I want to downplay these four years; my experiences in pursuing a bachelor's degree, somewhere far yet still within the country. I embarked upon the quest for independence, of staying by myself, a couple of hundred km's from home. Frankly, I grew up a sheltered child, given more than I could give. This period marked a sudden upheaval of my day-to-day life, of a life living in the city. The transition of migrating a backwater countryside state did not sit well with a born and bred city boy, even if I mostly stayed at home for the past twenty years or so.
At the beginning, it was pretty surreal, I was constantly in a state of disbelief that it was my own decision that led me to this place. The city served as the constant reminder that I'll never be good enough, to go out and see the world. So, I went and pursue my studies at a rural institute instead. I was not aware that there's an entirely separate campus for engineering studies, and even after four years, I did not question why is it so. In hindsight, I should have asked more and challenge more but the environment doesn't really nurture such behavior. Therefore, I grew lazy and complacent, losing the reason why I went there in the first place. In light of sounding like a total wuss and sore loser, I did not pick myself up and fulfill the potential of all that I could be.

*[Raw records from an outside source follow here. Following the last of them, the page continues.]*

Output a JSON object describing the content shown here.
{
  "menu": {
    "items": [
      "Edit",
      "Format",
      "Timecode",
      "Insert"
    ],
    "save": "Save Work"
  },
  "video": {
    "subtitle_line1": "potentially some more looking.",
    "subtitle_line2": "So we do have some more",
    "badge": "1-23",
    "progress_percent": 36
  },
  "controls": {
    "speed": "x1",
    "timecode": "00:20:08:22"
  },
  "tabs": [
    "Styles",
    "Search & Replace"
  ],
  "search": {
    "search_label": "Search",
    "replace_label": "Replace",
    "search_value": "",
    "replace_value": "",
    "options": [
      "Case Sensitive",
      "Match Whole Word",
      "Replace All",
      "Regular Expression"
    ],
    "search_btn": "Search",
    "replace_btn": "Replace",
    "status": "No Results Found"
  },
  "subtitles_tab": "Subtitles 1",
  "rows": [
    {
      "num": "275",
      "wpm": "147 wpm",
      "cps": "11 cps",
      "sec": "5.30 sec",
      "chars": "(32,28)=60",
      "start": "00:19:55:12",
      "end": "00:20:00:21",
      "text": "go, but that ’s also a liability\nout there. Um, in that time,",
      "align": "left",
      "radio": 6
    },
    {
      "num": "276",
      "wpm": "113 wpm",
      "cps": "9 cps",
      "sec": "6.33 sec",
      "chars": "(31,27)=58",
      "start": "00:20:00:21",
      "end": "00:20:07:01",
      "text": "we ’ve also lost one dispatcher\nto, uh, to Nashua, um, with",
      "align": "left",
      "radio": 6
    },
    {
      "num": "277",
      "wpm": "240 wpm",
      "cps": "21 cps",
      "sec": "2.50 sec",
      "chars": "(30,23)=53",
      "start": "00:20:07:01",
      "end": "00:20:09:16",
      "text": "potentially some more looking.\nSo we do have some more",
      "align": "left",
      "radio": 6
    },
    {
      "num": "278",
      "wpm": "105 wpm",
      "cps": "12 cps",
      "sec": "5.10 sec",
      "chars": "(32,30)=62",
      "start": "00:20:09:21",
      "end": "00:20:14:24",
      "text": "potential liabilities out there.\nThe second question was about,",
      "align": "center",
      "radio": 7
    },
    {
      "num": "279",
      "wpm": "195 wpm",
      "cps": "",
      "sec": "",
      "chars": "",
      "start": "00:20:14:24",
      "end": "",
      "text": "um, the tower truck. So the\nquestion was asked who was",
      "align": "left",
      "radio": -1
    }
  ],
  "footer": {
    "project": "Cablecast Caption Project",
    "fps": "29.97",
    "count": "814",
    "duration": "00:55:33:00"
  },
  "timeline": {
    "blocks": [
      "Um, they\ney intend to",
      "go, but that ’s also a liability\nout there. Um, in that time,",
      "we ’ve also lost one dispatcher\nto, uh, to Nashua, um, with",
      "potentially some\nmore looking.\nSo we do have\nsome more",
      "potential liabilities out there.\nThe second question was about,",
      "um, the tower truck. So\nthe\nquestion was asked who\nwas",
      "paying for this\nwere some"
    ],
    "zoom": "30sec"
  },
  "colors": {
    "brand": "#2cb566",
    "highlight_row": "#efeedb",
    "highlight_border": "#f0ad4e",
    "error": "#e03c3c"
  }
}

I managed to scraped by, just like I said I would. I foretold a self-fulfilling prophecy and reaped a little good from it. Academically, I guess I did okay. Just not so much in other areas of self development, I would've like to went out and tried more things. Alas, there's just so many things to be tried at such a small and secluded campus. The amount of resources available are severely limited, but the main contributing factors remain to be my own laziness and complacency.
These four years have been life changing. Just not enough. I'm still wholly unprepared for the next stage, as I was when I entered university. I wonder if it's my curse to feel this way my entire life. Does everyone else experience the same sentiments, or am I merely being overly introspective?
I'd like to see more of the world. Beyond that of what my screen offers me.